Янек посмотрел на него с негодованием, но лицо Черва было очень серьезным, и он столь дружелюбно мигал ему глазом, что на него нельзя было рассердиться. К тому же, подлинная личность Партизана Надежды была военной тайной огромной важности, и он не имел права ее разглашать.
Однажды утром к Янеку пришел Добранский и долго с ним говорил.
— Прежде всего, я хочу, чтобы он пришел сюда, в лес. Чтобы он увидел его, поговорил с ним…
— Это ни к чему не приведет…
— Бесспорно. Но мы должны попытаться.
— Ладно. Я сейчас же схожу к нему.
Янек пришел в Вильно в полдень. Особняк Хмуры стоял рядом с Большим театром. Колонны театра были обклеены немецкими афишами: для оккупационных войск давали «Лоэнгрина».[38] Янек прошел через кипарисовый сад, вытер ноги, позвонил. Дверь открыл старый слуга. Сурово посмотрел на гостя, одетого в лохмотья.
— Пошел вон! Мы не даем нищим.
— Я пришел к пану Хмуре по поручению его сына.
Лицо старика посветлело.
— Входи, малыш, входи.
Он запер дверь, повесил цепочку и просеменил к Янеку.
— Как здоровье пана Тадеуша?
— Он очень болен.
— Езус Марья, Езус Марья…
Он вытер слезы. Его голова с длинными седыми волосами затряслась.
— Он родился и вырос у меня на глазах… Я вырастил их обоих, отца и сына… Езус!
Старик немного распрямил свою сгорбленную спину.
— Нельзя ли мне прийти к нему?
— Посмотрим.
— Спроси его, малыш, скажи ему, что я, старый Валентий, хочу прийти к нему…
— Я скажу ему.
— Спасибо, большое спасибо, малыш. Ты хороший мальчик. Я сразу это увидел. Как только открыл дверь, тут же подумал: «Вот ангелочек с золотым сердцем…» Да, да… Хочешь пойти на кухню чего-нибудь поесть?
— Нет. Я хочу поговорить с паном Хмурой.
— Хорошо, хорошо, как тебе угодно, малыш… Не сердись, я уже иду, иду…

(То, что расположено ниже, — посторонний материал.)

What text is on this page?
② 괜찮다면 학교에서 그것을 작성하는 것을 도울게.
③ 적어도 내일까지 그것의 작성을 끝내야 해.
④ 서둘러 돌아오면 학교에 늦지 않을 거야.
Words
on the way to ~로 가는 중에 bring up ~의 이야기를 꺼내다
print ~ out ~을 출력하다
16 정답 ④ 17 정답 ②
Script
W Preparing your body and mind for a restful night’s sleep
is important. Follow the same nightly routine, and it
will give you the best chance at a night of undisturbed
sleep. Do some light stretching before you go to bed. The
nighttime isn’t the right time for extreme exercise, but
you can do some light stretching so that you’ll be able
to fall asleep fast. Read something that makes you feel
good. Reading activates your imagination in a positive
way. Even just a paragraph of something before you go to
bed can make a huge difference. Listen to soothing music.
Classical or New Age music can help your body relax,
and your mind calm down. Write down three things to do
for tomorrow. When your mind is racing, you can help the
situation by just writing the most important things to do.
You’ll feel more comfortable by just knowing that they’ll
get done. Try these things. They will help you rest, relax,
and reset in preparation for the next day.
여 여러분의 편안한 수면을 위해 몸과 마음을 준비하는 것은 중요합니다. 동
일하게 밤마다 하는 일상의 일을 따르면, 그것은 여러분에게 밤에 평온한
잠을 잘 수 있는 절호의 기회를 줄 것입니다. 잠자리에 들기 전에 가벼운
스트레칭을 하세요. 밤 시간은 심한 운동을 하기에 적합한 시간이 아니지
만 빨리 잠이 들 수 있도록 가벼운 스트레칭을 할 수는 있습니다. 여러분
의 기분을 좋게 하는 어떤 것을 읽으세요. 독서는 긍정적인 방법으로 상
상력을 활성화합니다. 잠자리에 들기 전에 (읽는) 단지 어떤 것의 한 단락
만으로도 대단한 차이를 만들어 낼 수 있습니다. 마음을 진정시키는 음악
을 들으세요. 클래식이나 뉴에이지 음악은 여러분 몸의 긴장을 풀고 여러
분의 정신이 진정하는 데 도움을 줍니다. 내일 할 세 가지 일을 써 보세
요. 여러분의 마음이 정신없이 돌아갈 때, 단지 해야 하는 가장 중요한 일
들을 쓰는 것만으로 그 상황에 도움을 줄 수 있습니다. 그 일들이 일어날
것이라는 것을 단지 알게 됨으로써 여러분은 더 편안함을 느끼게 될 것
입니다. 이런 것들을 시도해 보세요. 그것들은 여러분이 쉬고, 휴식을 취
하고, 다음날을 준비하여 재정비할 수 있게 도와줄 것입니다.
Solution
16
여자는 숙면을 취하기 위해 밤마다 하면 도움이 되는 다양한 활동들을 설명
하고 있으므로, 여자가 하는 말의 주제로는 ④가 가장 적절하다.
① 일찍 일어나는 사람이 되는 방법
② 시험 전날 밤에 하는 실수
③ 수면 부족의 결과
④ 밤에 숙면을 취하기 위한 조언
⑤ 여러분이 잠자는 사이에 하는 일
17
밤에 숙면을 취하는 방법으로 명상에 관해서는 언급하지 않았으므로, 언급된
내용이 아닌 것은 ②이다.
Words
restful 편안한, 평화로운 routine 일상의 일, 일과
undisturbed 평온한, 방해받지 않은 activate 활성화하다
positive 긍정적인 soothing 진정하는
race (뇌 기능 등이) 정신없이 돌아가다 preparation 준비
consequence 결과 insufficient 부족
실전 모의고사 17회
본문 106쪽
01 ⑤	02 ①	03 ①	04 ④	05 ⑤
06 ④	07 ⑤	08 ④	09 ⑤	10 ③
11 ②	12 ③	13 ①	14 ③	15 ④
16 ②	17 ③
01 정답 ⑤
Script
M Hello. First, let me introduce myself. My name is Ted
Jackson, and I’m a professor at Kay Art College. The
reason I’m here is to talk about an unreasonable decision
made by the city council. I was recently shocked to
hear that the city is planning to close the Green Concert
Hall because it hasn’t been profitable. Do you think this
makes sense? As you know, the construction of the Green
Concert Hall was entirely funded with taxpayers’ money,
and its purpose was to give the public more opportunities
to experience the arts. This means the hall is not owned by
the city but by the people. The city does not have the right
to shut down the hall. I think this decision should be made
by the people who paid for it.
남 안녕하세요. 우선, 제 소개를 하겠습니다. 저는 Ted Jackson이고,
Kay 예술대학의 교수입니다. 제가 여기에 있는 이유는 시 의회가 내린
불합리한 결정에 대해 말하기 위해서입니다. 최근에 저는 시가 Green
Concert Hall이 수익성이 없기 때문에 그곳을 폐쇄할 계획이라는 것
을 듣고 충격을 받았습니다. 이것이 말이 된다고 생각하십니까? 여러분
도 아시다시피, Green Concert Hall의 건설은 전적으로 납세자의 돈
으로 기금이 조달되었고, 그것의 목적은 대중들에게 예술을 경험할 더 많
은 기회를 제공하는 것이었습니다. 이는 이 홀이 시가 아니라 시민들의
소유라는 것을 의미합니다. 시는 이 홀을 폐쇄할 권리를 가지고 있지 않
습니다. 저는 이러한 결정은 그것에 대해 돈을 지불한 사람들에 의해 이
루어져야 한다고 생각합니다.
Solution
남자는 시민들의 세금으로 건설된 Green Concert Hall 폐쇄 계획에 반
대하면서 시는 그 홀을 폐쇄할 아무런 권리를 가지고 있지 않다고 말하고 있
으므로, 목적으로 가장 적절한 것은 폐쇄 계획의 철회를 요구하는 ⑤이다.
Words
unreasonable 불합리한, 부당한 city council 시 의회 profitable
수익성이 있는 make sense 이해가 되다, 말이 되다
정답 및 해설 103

Он ушел, горбясь и приволакивая ногу. Янек огляделся. Богатое жилище. Мебель резная и золоченая — так же, как и рамы картин, ручки дверей и окон, а с потолка свисает великолепная люстра. Ковры толстые и мягкие, с радующими глаз рисунками. Янек подумал о норе в холодной земле и о студенте, дрожащем на груде тряпья… Дверь шумно открылась, и в приемную вошел пан Хмура. Это был дородный человек с багровым, холерическим лицом.
— Тебя прислал мой сын? Странно… Говори!
— Не кричите, пожалуйста, — сказал Янек. — Лично мне вы не нужны…
— А ты мне, выходит, нужен? Ну ладно, говори! Ты хочешь денег? Эта банда требует выкуп?
— Барин, — взмолился Валентий, — барин, следите за выражениями!
Хмура закусил губу.
— Ну, — хрипловато сказал он, — как он? Все такой же упрямый?
— Туберкулез — упрямая болезнь, — сказал Янек.
— Rany boskie,[39] что он говорит? — запричитал Валентий. — Как такое может быть?
— Он сам этого хотел, — сказал Хмура. — Он сделал все для того, чтобы это произошло. Он мог бы лечиться, как принц. Но не захотел. И ради чего, спрашивается?
— Езус Марья, — пролепетал Валентий. — Со to bedzie? Co to bedzie?[40]
— Я хочу увидеть его, — сказал Хмура.
— Я пришел за вами.
Хмура повернулся к Валентию.
— Принеси мне шубу.
— Ишь ты, какой скорый: «Принеси мне шубу», — проворчал старик. — А может, пану Тадеушу холодно? Может, он голоден?
— Довольно, — сказал Хмура. — Он сам этого захотел. Мы с тобой ничего не можем тут поделать.
— Как сказать, как сказать! — брюзжал старик. — Ваш покойный отец, царство ему небесное, никогда не связывался с пруссаками!
— Принеси мне шубу.
Старик ушел, ворча себе под нос. Когда Валентий вернулся с шубой в руках, он сам уже был одет по-дорожному.
— Я поеду с тобой, — пробормотал он. — Знаю я вас обоих. Шагу без меня не ступите.
Когда они добрались до леса, уже стемнело. Янек повел их к пруду у Старой мельницы.
— Ждите здесь.
Он оставил их. В землянке студентов он нашел Тадека и Добранского, склонившихся над шахматами. В очаге догорал огонь. Где-то под грудой грязного тряпья храпел невидимый Пех.